I regarded my father from across the table – his moist, soft eyes deep-set among the folds of skin dripping from his high forehead. I had watched his eyes retreat beneath these folds and his forehead stretch into a vast expanse of pale flesh since I was a child, and studying both now (mottled freckles chart the constellations of a distant galaxy, silver arthropods extrude from the furrows of his brow) I know he has seen my face grow from newborn-soft to the half-hewn stubble I wear these days; indeed, that is part of the problem.
“This is my work, Dad.” I hear my own voice as if at a distance, the emphasis on work and not the stronger possessive, yet still relieved to note that I’ve outgrown the adolescent stressing of the last syllable.
He makes a sort of grunting noise and rolls his lips away from his teeth several times rapidly, giving the appearance of chewing but I know it’s to work saliva in between his lips and his gums. The dentures dry him out.

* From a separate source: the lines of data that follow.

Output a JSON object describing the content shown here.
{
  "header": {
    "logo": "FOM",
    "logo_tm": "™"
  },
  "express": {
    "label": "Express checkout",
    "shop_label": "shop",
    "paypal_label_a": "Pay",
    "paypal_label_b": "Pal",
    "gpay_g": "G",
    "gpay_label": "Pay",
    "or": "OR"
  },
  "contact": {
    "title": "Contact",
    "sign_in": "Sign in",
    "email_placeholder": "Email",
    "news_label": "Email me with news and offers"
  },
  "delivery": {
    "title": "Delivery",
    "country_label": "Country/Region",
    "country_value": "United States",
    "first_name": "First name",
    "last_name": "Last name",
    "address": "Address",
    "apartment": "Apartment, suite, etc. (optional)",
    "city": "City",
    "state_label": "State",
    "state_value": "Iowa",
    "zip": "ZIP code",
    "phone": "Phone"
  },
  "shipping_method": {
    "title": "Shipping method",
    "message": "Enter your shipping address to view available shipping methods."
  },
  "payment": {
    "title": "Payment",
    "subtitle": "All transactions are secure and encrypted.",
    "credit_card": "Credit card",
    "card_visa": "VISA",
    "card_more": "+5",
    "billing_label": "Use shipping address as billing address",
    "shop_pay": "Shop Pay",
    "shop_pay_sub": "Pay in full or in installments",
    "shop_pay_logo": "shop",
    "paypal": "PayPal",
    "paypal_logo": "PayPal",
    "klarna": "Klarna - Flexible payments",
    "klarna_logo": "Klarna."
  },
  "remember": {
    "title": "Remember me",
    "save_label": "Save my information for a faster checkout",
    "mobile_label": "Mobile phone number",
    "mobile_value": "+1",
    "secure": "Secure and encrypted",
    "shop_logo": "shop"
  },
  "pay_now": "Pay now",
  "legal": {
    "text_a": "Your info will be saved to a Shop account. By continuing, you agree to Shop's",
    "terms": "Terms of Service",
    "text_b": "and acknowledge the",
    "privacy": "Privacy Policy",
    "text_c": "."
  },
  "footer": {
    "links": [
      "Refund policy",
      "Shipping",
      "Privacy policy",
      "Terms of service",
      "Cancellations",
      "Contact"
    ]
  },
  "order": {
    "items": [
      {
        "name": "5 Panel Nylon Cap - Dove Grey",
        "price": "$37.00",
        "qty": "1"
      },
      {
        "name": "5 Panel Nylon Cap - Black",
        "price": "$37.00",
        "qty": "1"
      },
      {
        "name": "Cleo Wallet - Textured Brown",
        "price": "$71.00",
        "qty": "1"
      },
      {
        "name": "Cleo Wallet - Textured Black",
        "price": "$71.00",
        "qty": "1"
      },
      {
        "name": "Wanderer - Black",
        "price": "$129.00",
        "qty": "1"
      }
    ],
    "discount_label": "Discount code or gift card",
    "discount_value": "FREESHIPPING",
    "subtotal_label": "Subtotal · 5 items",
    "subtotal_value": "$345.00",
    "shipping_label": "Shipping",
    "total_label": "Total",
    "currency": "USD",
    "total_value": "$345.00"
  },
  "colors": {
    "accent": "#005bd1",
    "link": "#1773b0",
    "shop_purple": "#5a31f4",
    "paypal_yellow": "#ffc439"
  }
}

And now he looks over my shoulder, those sparkling eyes seeming to notice something in the distance yet not so focused as that. It’s a tiny gesture I’ve seen him make a thousand times, this off-centered glance which used to startle, then intimidate, and finally frustrate me (startle when I thought he’d really glimpsed someone or something approaching, intimidate when I would try, as a teenager, to argue with him, and frustrate when as a young man I decided it was a calculated dismissal of my presence).
Nowadays I understood that he was merely thinking of what to say. It was a stalling tactic, useful because of the contrast it offered to his frequent and deliberate eye contact. That it destabilized his conversational sparring partner was merely a happy accident. This train of thought led me to my grandfather, the boxer, who would have appreciated the analogy. He was spry and thin like me, and I imagined him dancing around an oafish lumberer like my father on the balls of his feet, bouncing his weight easily from one side to the other, always in motion, always seeking the easy jab.
Fights are never won in single blows, my father had explained to me. A good boxer waits for the right opportunity before he swings, else he risks tiring himself in the early rounds. In point of fact there is the slightest of distinctions between the right opportunity and the wrong one. When a boxer sees the right opportunity he must be instantly and totally committed to the swing; rare is the man who can so readily shift between patient observance and purposeful attack.
My father’s eyes found mine again. “Well…” he began, “I don’t have to like it.”